Başbakan Erdoğan, turistlere yapılan takı satışında da Türkiye'nin dünyanın bir numaralı ülkesi konumunda olduğunu belirterek, Antalya ve İstanbul'da yapılan perakende satışların bu alanın lokomotifi olduğunu kaydetti.
''İSTANBUL ARTIK DÜNYANIN ALTIN KENTİDİR''
Erdoğan, açılışını yaptıkları merkezin önemini vurgulayarak, ''Bu sayede taşı toprağı altın denilen İstanbul'da entegre altın, mücevherat sanayi ve ticareti daha ileri düzeye gelecek. Dünyanın en büyük entegre tesisini hizmete açmaktan büyük bir mutluluk duyuyorum. Bu tesisin açılmasıyla bir şey kesin olarak tescillenmiş olacak. İstanbul artık dünyanın altın kentidir'' dedi.
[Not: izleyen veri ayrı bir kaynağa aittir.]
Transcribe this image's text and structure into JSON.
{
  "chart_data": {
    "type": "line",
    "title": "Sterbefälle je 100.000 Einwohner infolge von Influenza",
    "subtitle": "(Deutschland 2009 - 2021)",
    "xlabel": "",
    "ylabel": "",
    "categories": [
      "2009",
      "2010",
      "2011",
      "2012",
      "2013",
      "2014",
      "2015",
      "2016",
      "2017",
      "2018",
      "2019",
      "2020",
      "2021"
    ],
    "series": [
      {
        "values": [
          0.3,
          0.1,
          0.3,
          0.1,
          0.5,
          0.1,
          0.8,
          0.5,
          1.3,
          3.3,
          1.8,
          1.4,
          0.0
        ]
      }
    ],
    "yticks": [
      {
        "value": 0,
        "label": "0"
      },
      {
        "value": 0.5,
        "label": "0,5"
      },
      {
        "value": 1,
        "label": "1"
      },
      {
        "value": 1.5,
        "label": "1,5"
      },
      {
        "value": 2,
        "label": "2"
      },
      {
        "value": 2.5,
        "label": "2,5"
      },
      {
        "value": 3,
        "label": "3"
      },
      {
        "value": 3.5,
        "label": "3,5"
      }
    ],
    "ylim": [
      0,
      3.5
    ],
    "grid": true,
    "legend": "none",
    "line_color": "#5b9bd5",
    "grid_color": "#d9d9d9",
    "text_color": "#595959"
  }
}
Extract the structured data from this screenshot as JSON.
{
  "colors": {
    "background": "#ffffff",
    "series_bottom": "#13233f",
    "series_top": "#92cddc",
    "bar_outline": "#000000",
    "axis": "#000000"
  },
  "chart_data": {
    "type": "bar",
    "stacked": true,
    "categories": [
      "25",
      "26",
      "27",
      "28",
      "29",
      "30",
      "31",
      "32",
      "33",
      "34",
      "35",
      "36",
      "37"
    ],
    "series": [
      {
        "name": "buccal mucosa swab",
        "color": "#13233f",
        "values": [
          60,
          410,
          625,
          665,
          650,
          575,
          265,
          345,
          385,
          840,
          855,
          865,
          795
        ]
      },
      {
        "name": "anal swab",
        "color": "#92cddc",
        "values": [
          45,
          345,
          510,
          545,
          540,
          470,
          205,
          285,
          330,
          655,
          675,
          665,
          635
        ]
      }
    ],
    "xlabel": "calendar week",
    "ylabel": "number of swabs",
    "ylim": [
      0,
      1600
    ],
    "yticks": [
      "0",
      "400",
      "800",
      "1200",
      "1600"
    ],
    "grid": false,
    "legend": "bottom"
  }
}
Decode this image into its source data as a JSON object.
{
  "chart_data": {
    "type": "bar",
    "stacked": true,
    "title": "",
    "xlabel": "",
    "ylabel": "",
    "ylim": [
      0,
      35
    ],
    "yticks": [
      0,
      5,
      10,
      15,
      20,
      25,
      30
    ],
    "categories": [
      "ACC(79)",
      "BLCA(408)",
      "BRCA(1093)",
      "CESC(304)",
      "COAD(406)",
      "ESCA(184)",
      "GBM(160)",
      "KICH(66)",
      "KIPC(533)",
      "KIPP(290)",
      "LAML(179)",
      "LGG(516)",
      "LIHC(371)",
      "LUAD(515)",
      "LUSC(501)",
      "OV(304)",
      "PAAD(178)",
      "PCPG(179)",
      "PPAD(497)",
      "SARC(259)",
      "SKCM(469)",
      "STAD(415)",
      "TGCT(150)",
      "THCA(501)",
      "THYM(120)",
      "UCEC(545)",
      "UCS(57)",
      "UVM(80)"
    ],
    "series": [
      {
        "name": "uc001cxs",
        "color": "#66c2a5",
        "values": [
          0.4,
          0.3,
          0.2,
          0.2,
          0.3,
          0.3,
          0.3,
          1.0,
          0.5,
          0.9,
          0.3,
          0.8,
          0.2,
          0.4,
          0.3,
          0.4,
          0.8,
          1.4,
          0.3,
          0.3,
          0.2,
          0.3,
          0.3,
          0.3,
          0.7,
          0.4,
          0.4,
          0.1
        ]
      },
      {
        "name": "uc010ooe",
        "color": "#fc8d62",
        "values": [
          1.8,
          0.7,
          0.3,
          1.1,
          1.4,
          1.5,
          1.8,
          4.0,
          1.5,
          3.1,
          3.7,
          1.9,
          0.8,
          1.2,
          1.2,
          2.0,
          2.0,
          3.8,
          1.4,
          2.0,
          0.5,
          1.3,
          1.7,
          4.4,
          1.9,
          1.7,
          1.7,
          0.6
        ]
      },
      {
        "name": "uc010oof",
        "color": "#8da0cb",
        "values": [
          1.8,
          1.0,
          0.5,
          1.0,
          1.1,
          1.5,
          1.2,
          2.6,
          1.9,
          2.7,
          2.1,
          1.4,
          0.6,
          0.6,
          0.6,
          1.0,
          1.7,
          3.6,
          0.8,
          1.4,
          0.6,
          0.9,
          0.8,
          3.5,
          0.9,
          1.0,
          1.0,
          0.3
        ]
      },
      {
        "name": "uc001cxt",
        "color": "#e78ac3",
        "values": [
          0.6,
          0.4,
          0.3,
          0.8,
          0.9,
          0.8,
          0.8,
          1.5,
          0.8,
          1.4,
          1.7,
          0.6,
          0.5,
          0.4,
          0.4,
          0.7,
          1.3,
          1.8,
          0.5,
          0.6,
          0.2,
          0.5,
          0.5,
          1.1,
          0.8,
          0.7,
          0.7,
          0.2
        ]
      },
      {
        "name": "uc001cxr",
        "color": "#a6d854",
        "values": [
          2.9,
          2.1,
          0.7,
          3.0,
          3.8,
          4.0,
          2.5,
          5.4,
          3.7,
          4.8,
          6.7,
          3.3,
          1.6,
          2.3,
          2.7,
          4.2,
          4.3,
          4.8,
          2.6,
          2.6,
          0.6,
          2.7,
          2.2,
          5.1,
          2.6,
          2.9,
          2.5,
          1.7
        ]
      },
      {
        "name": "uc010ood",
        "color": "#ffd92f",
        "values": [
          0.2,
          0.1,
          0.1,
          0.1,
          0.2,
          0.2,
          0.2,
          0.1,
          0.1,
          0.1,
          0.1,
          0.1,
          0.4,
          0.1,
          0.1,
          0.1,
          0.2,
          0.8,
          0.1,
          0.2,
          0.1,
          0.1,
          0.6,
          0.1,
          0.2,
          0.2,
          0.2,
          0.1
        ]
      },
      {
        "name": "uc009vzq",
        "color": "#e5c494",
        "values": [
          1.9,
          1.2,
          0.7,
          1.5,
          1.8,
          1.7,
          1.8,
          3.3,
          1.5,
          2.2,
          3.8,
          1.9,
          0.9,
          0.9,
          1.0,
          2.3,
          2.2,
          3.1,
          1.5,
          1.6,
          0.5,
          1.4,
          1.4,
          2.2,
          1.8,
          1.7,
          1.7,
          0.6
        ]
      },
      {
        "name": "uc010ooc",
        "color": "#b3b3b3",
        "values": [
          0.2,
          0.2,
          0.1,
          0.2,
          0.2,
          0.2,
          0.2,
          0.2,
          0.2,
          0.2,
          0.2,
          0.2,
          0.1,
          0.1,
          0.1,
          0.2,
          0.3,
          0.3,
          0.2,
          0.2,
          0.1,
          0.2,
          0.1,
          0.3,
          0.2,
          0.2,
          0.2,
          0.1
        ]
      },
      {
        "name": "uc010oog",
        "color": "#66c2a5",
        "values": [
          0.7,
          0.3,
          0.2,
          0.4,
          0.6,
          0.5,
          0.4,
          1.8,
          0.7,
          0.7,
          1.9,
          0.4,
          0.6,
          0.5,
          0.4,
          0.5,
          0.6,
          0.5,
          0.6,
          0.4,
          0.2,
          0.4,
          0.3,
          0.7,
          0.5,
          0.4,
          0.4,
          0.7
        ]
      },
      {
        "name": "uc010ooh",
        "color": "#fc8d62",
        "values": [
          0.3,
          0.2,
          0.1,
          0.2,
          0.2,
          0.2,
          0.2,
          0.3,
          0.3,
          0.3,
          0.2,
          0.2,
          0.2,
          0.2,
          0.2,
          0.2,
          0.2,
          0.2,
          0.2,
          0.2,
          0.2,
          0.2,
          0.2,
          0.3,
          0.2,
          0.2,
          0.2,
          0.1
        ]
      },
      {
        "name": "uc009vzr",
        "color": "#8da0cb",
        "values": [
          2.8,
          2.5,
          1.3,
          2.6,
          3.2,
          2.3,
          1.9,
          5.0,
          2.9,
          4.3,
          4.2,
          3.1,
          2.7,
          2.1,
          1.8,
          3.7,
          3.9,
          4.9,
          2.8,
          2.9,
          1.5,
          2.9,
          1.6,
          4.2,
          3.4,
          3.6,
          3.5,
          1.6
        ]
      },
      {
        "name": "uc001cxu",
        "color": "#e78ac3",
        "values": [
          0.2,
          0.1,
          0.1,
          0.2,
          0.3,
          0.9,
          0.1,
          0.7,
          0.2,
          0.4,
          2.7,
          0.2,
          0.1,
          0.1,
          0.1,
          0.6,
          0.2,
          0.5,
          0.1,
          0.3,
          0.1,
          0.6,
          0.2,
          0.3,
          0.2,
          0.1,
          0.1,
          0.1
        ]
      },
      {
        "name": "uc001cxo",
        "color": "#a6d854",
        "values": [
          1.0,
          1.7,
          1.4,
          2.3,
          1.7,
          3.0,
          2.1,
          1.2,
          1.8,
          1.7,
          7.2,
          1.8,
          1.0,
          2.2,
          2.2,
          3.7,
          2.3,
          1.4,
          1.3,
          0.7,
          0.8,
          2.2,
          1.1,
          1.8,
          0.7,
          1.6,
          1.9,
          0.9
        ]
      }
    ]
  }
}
Tesisin hizmete girmesiyle İstanbul'un isminin altınla daha çok özdeşleşeceğini kaydeden Erdoğan, bu sayede ülkeye gelen turistlerin de daha güvenli bir ortamda alışveriş yapma imkanı bulacaklarını dile getirdi. Kuyumcukent'in diğer önemli katkısının da istihdama olacağını vurgulayan Erdoğan, burada 30 bini aşkın kişinin istihdam edileceğini ve buna benzer sosyal alana katkı yapan tesislere büyük önem verdiklerini ifade etti.